Jolly New Songs review – Tiny Mix Tapes
I’m with C these days — vocal-based rock music can pretty much go suck a lemon, because I just have some sort of medulla oblongata–based involuntary function to scratch with non-rock releases. Read: give me experimental or give me death! (Or, uh, at least something better to listen to.)
So why am I writing about a rock band?
Trupa Trupa, or “Corpse Corpse” as translated roughly from the band’s native Polish, don’t really come off as a rock band as such, even though they’ve got the classic four-piece lineup. There’s not a lot of in-your-face bashing or shredding or pogoing or any of that other nonsense that is so passé. (Remember kids, rock is truly dead!) No way, the double Trupas do something that very few men with guitars know how to do: Trupa Trupa creates and sustains an album-length mood.
Surely part of the success comes from singer/guitarist/lyricist Grzegorz Kwiatkowski’s standing as an award-winning poet in his home country.

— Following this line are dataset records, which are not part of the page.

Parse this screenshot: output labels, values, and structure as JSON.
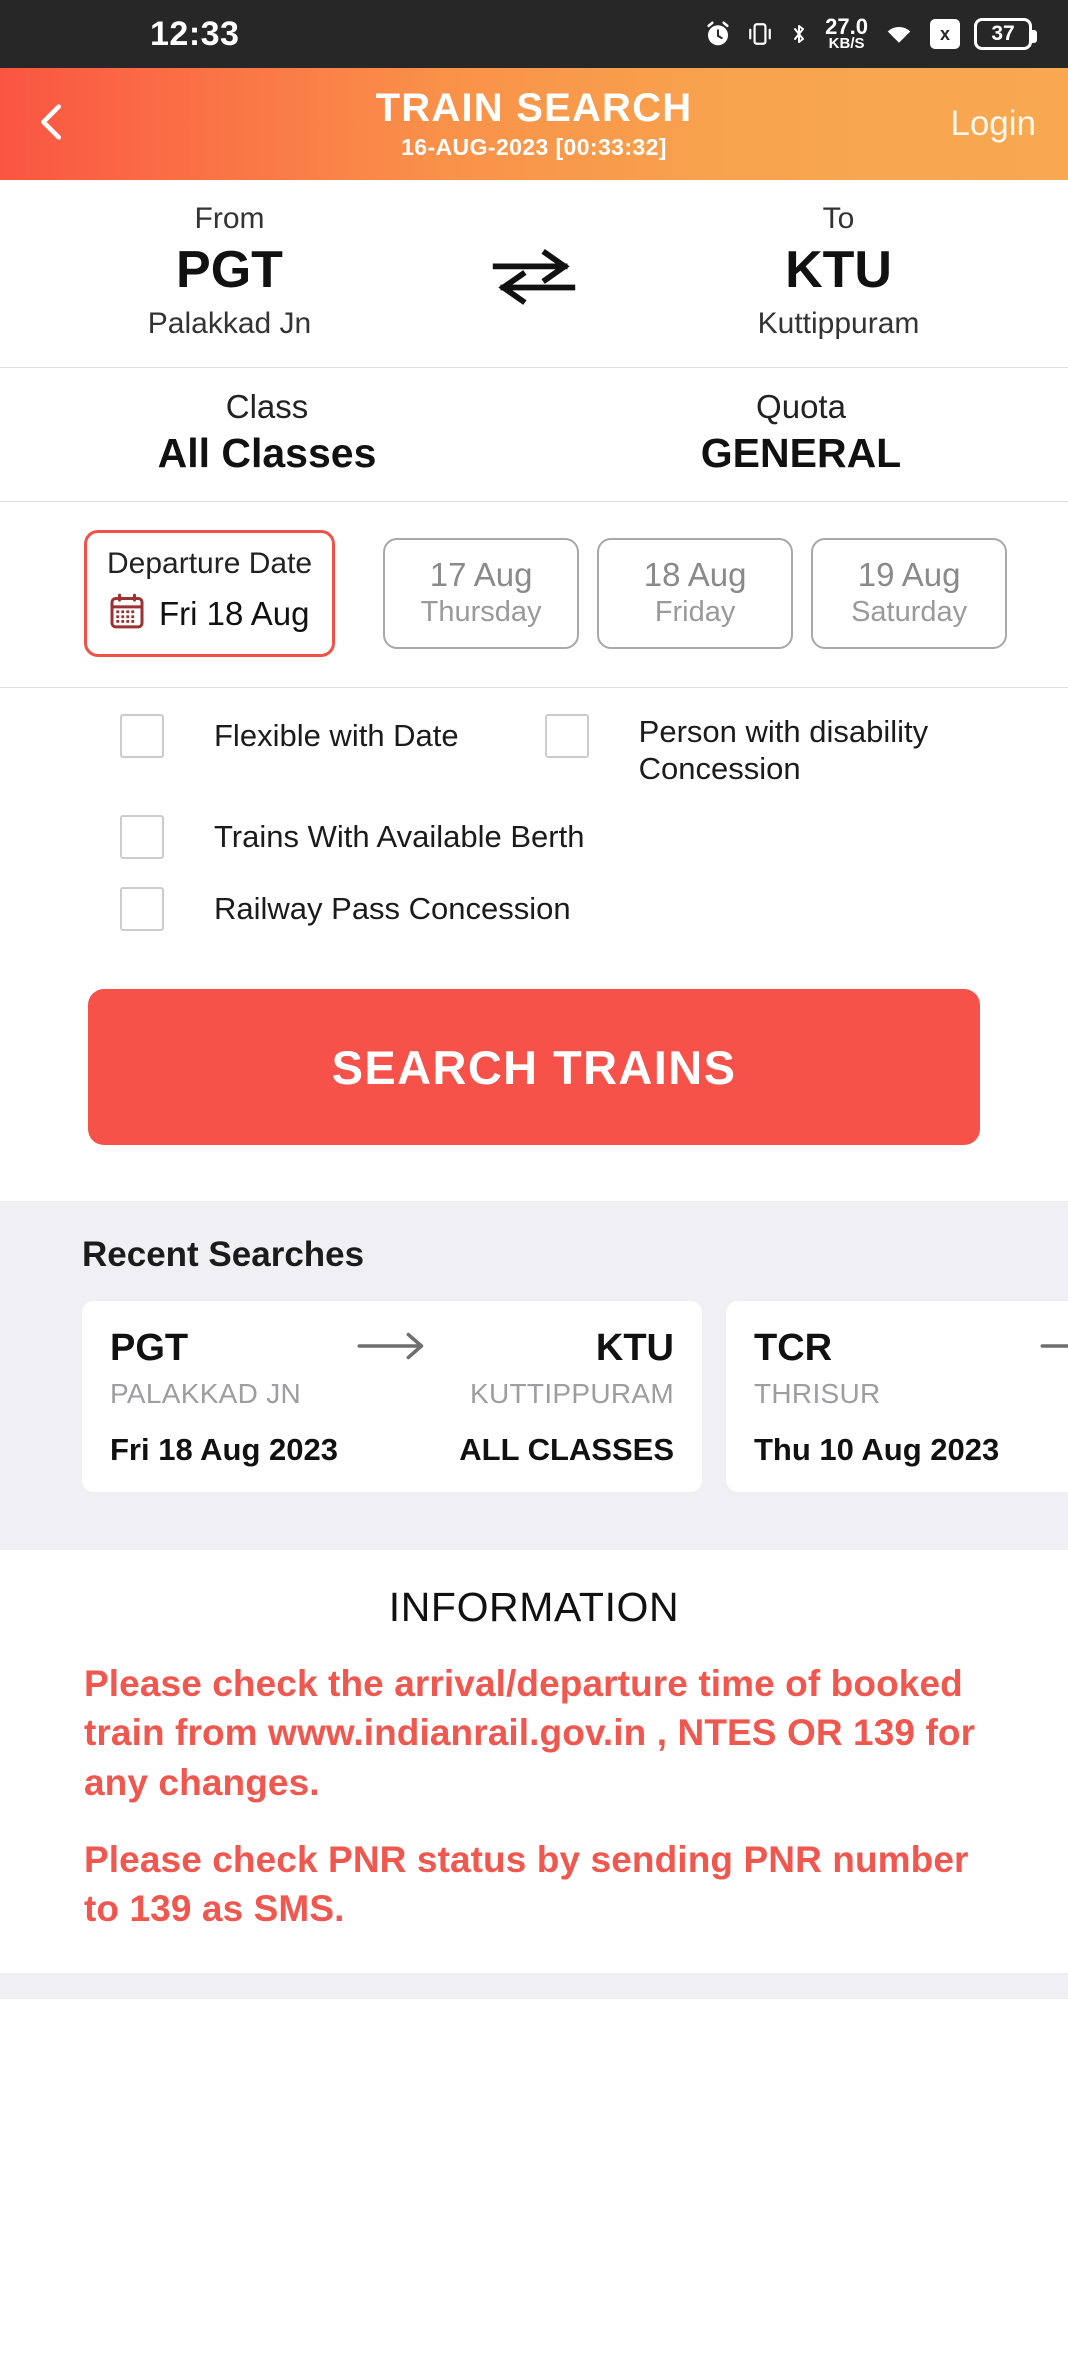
{
  "status_bar": {
    "time": "12:33",
    "network_speed_value": "27.0",
    "network_speed_unit": "KB/S",
    "sim_label": "x",
    "battery_level": "37",
    "icons": [
      "alarm-icon",
      "vibrate-icon",
      "bluetooth-icon",
      "wifi-icon",
      "sim-icon",
      "battery-icon"
    ]
  },
  "app_bar": {
    "back_icon": "chevron-left-icon",
    "title": "TRAIN SEARCH",
    "date_time": "16-AUG-2023 [00:33:32]",
    "login_label": "Login",
    "gradient_start": "#fa5542",
    "gradient_end": "#f7a851"
  },
  "journey": {
    "from": {
      "label": "From",
      "code": "PGT",
      "name": "Palakkad Jn"
    },
    "swap_icon": "swap-horizontal-icon",
    "to": {
      "label": "To",
      "code": "KTU",
      "name": "Kuttippuram"
    }
  },
  "class_quota": {
    "class": {
      "label": "Class",
      "value": "All Classes"
    },
    "quota": {
      "label": "Quota",
      "value": "GENERAL"
    }
  },
  "departure": {
    "box_title": "Departure Date",
    "calendar_icon": "calendar-icon",
    "selected_date": "Fri 18 Aug",
    "border_color": "#f0524a",
    "quick_dates": [
      {
        "date": "17 Aug",
        "weekday": "Thursday"
      },
      {
        "date": "18 Aug",
        "weekday": "Friday"
      },
      {
        "date": "19 Aug",
        "weekday": "Saturday"
      }
    ]
  },
  "options": {
    "flexible_with_date": {
      "label": "Flexible with Date",
      "checked": false
    },
    "disability_concession": {
      "label": "Person with disability Concession",
      "checked": false
    },
    "available_berth": {
      "label": "Trains With Available Berth",
      "checked": false
    },
    "railway_pass": {
      "label": "Railway Pass Concession",
      "checked": false
    }
  },
  "search_button": {
    "label": "SEARCH TRAINS",
    "color": "#f7524a"
  },
  "recent_searches": {
    "title": "Recent Searches",
    "arrow_icon": "arrow-right-icon",
    "items": [
      {
        "from_code": "PGT",
        "from_name": "PALAKKAD JN",
        "to_code": "KTU",
        "to_name": "KUTTIPPURAM",
        "date": "Fri 18 Aug 2023",
        "class": "ALL CLASSES"
      },
      {
        "from_code": "TCR",
        "from_name": "THRISUR",
        "to_code": "",
        "to_name": "",
        "date": "Thu 10 Aug 2023",
        "class": ""
      }
    ]
  },
  "information": {
    "title": "INFORMATION",
    "color": "#f0574e",
    "paragraphs": [
      "Please check the arrival/departure time of booked train from www.indianrail.gov.in , NTES OR 139 for any changes.",
      "Please check PNR status by sending PNR number to 139 as SMS."
    ]
  }
}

His and fellow lyricist Wojtek Juchniewicz’s ability to combine the mundane and the horrific into a surreal slurry goes a long way toward upsetting the expectations of outlook. Another element is probably the band’s unlikely combination of Godspeed meets The Fire Show. (Do you guys remember The Fire Show? Look ’em up!) These tunes unwind themselves, like slowly uncoiling pythons revealing the suffocated carcass of traditional songcraft, mesmerizing and captivating in their performance.
With Jolly New Songs (Blue Tapes), the title itself a hilarious in-joke among the Corpse Boys (meaning that the songs aren’t exactly jolly, if you get my meaning), Trupa Trupa murder rock ‘n’ roll and unceremoniously dump its corpse in the Gdańsk Bay. Their recorded rituals celebrating its demise are, ahem, music to our very ears.